Он принялся неспешно соображать, и вскоре я уже потерял всякий интерес к беседе и начал рассеяно глядеть по сторонам, одновременно планируя свой грядущий вечер.

– Это не совсем привычки, – вдруг ответил он. – Скорее особенности.

– Тогда мне не понятно, – озадаченно сказал я уже без былого энтузиазма, как вдруг из тёмного зала бара донёсся привычный крик Толстушки Мерри – официантки и по совместительству уборщицы заведения. Она вновь выколачивала из какого-то перебравшего и заснувшего бедолаги деньги за выпитый алкоголь. – Вот уж у кого точно необъяснимая привычка орать и распускать руки, – проговорил я и покачал головой.

Джеронимо невозмутимо поглядел в дверной проём, ведущий в глубину «Бочки», потом подался вперёд, поближе ко мне и негромко сказал:

– А эта толстуха совсем чокнулась, просто сбрендила, съехала с катушек. Зуб даю, Генри, – мне показалось, что индеец чуть заметно улыбнулся.

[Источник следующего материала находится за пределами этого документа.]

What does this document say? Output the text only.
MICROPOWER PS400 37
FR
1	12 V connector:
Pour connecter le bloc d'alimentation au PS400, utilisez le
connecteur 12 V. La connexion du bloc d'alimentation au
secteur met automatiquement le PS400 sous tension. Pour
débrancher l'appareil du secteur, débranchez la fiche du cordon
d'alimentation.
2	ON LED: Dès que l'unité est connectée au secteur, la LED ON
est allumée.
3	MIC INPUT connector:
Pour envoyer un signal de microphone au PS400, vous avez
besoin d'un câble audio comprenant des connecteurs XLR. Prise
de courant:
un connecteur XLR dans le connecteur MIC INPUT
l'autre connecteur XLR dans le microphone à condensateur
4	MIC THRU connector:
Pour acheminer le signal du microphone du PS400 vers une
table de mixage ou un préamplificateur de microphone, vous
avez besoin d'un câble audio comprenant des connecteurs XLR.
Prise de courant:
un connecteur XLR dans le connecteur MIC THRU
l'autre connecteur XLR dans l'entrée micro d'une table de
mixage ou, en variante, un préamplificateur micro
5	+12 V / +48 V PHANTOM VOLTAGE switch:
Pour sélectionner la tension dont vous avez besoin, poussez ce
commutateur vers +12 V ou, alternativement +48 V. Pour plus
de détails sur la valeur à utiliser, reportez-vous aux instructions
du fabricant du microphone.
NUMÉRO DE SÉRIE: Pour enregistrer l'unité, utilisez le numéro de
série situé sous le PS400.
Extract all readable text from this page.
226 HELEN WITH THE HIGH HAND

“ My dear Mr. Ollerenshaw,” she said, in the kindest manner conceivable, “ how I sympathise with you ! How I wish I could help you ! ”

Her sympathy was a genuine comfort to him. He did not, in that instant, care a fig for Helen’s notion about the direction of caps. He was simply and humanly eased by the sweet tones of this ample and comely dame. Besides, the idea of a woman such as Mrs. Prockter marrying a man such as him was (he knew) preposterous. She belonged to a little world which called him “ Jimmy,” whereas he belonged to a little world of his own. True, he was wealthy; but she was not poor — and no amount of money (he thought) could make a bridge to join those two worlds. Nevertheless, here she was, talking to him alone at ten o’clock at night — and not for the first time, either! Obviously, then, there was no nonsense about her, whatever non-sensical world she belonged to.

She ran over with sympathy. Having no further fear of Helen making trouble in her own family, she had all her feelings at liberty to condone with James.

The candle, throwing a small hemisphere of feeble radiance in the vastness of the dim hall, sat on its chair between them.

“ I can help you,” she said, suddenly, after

Уже спустившись со ступеней бара, я обернулся к нему:

– Так и не ответишь? – спросил я вместо прощания, на что старик с недоумением посмотрел на меня, поэтому мне пришлось пояснить, – о каких таких привычках ты говоришь?

– Задавать вопросы, не имеющие ответов – как раз такая необычная привычка, – сказал индеец, раскуривая трубку. – Понимание придёт позже, вместе со степенностью и сединой. Ты это почувствуешь. Безумие – тоже своего рода привычка.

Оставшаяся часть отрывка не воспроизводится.